“Let go,” I told myself, pulling that tiny piece of paper out of my pocket. “No more crush on Peter McCarthy!”
I jumped and opened my hand, so the paper fluttered down much slower than I did.
The fall felt endless, even though it was probably less than fifteen feet to the water. My stomach floated up into my throat. The air tore past me. Then the water hit like a slap, cold and shocking and hard. I went under, deeper than I meant to, the world turning dark and green and silent.
For one perfect second, there was nothing in my chest—no longing. No ache. No hope.
No Peter.
When I burst back to the surface, coughing and laughing, hair slicked to my face, I actually believed it worked. I floated on my back, staring up at the stars, thinking: It’s gone. I let it go.
Later, we came back to the house wrapped in towels, still soaked. Our parents were out on the back deck playing a raucous round of Hearts that sounded more like a drinking game than cards.
So we ran up and over the dunes and…there was Peter.
He and Eli and some other guy were down on the sand, laughing too loud, pretending they weren’t sneaking beer.
“We did it!” Tessa called, running toward them and letting her towel fall, which of course got Eli’s attention. “We jumped off Let Go Bridge!”
Peter turned and looked right at me. Not Tessa in her wet T-tank top, not Kate (who couldn’t have seen him anyway), but me. Me.
All at once, they demanded to know our “let go” promise.
“It’s a secret,” Kate said softly, trying not to steal a glance at Eli. She probably should have hung on to her nerdiness and let go of HER summer crush.
Peter lifted a beer bottle to his lips, suddenly looking older and unattainable and absolutely drop-dead BEAUTIFUL.
“Your secret’s safe with me, kid,” he whispered. “What did you let go of?”
I looked up at him and realized that maybe letting go isn’t something you do once. Maybe it’s something you have to choose, over and over, like stepping off a bridge every day.

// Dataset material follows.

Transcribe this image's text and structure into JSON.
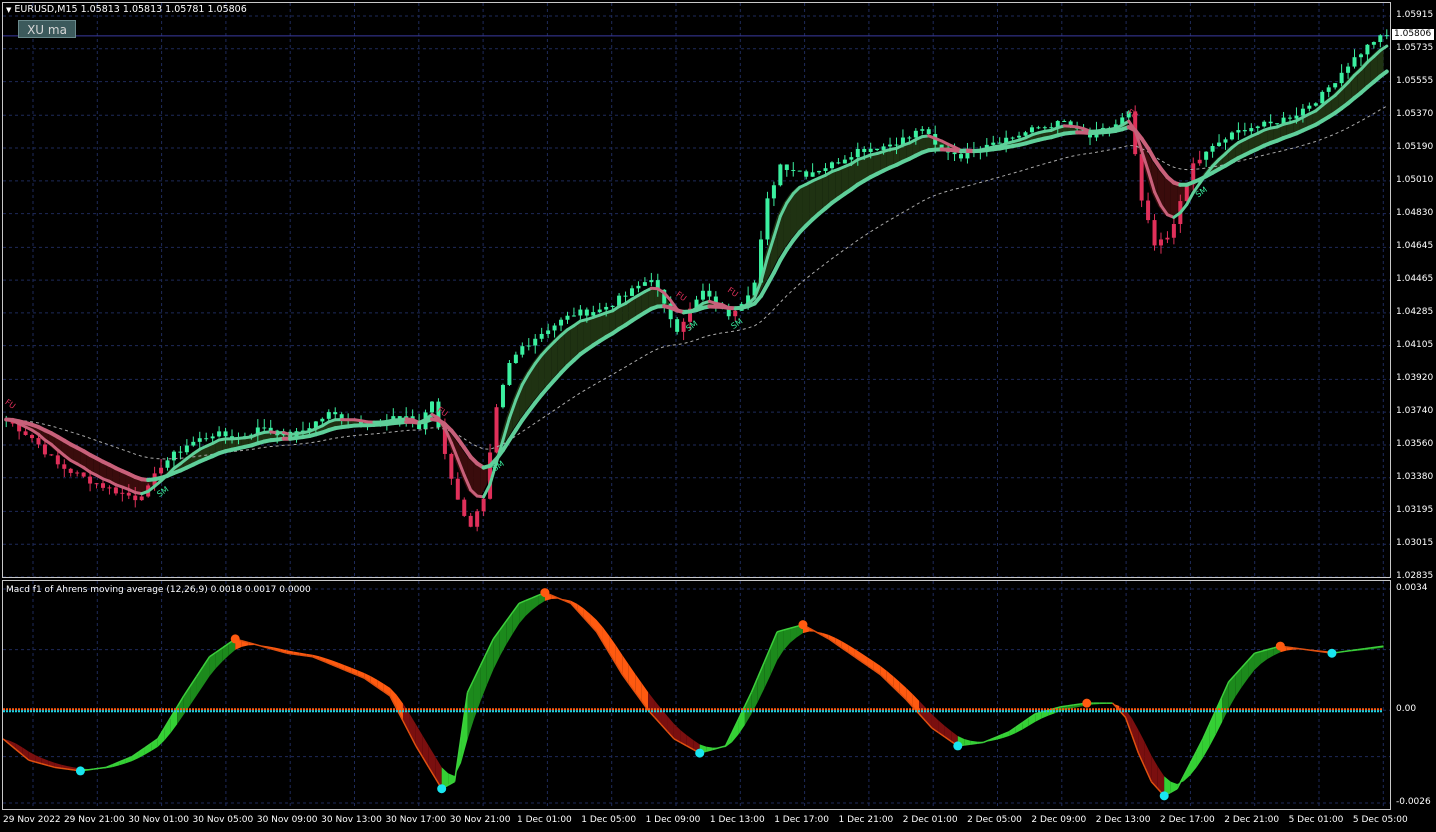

I don’t know how to do that yet.
I just know that when he looks at me, I still feel like I’m falling.
“Nothing,” I told him.
And it was the God’s truth. I hadn’t let go of a thing. I still love Peter McCarthy and might for the rest of my life.
Love,
Viv
Vivien closed the pages of the decades-old notebook with a weary sigh. Usually, she let these journals open where they might and randomly cruised memory lane. But with the Let Go Bridge on her brain, she’d searched for this entry, remembering she’d memorialized her jump in her Destin diary.
Her crush on Peter had reached pinnacle intensity when she was sixteen. That summer, Peter became a “man” in her eyes. He’d been in college for a year, he drank, and he had more swagger. She should have known back then he’d be a cop—already so alpha and cool and protective it hurt.
Literally hurt. Still hurt, if she was being honest with herself.
Enough days had passed since the hospital that she decided she had to check on Connor. And Peter. And, she supposed, Holly the Talkative Ex-Wife.
She had a few client meetings in the morning first, so she dressed in a pale blue tank sheath with a linen jacket—to impress the clients, not Peter.
Okay, maybe a little Peter.
They’d exchanged a couple of texts over the past few days, which were little more than a note that Connor was home and resting, and one that said, “Thanks again for the coffee.”
Nothing like,Gee, come over and keep me company and we can finish the conversation we almost started on the Fourth of July.